Hurricane Storm Edouard far out in Atlantic Ocean cause of rip currents

JACKSONVILLE, Fla. - The Coast Guard and lifeguards are advising swimmers, surfers and other beachgoers to exercise caution at local beaches because of heavy surf churned up by a hurricane 1,600 miles away.

The National Weather Service has issued a rip current warning through Thursday night in Glynn, Camden, Nassau, Duval, St. Johns and Flagler counties due to swells from Tropical Storm Edouard. Swimmers, surfers and beachgoers are advised to listen to advice from lifeguards or avoid water activities altogether until weather conditions improve.

"Waves are picking, up so that means runouts are going to be picking up as well," according to Jacksonville Beach Ocean Rescue Lt. Jason Caffey.

A runout, or rip current, is a powerful channel of water that flows quickly away from shore. They often occur at low spots or breaks in the sandbar. Anyone caught in a rip current can be pulled out into deeper seas.

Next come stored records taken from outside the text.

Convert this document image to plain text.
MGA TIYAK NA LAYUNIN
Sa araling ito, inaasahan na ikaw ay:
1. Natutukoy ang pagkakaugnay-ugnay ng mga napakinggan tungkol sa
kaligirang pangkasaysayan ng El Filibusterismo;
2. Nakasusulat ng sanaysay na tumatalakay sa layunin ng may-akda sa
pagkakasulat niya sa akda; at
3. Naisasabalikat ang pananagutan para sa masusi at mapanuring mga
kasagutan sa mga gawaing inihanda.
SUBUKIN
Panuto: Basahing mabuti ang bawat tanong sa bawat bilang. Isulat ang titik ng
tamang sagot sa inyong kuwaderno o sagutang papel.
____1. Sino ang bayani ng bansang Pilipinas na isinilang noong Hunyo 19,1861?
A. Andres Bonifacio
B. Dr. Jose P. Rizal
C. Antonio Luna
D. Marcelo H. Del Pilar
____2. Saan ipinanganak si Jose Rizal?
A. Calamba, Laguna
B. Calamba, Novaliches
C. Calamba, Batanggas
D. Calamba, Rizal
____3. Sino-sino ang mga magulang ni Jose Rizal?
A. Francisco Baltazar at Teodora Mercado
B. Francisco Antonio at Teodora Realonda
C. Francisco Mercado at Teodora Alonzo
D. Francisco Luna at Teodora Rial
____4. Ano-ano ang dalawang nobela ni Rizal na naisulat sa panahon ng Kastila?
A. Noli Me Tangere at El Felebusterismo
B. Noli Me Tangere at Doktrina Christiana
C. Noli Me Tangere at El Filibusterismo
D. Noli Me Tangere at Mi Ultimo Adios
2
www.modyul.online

"I went swimming on Sunday and got caught pretty bad in one," said Richard DeShong, who is visiting from Tennessee."My girlfriend was swimming next to me and all of a sudden she was, like a half a mile away from me."

DeShong's daughter, who lives in Jacksonville, wasn't even going in the water.

"I think it's really dangerous and kind of scary," said Tarah DeShong. "I wouldn't want to get in the water because I wouldn't want to have to deal with that."

Lifeguards have advice for anyone in the ocean in such conditions, even strong swimmers.

"If you ever do get stuck in a run-out, please swim parallel to shore; don't panic," Caffee said. "That's the biggest thing. Once you start panicking, that's when you start going under; that's when you start getting tired."

Once you are away from the force of the rip current, begin to swim back to the beach. 

"If you're not uncomfortable in the water, I'd stay out, and if you are going to go into the water, I definitely recommend swimming in front of a lifeguard," Caffey said. "The conditions, they're dangerous, and just be careful; look at our condition signs; look at the ocean."

Yellow flags were flying Wednesday afternoon, but Caffey said they are likely post red flags before conditions begin to improve.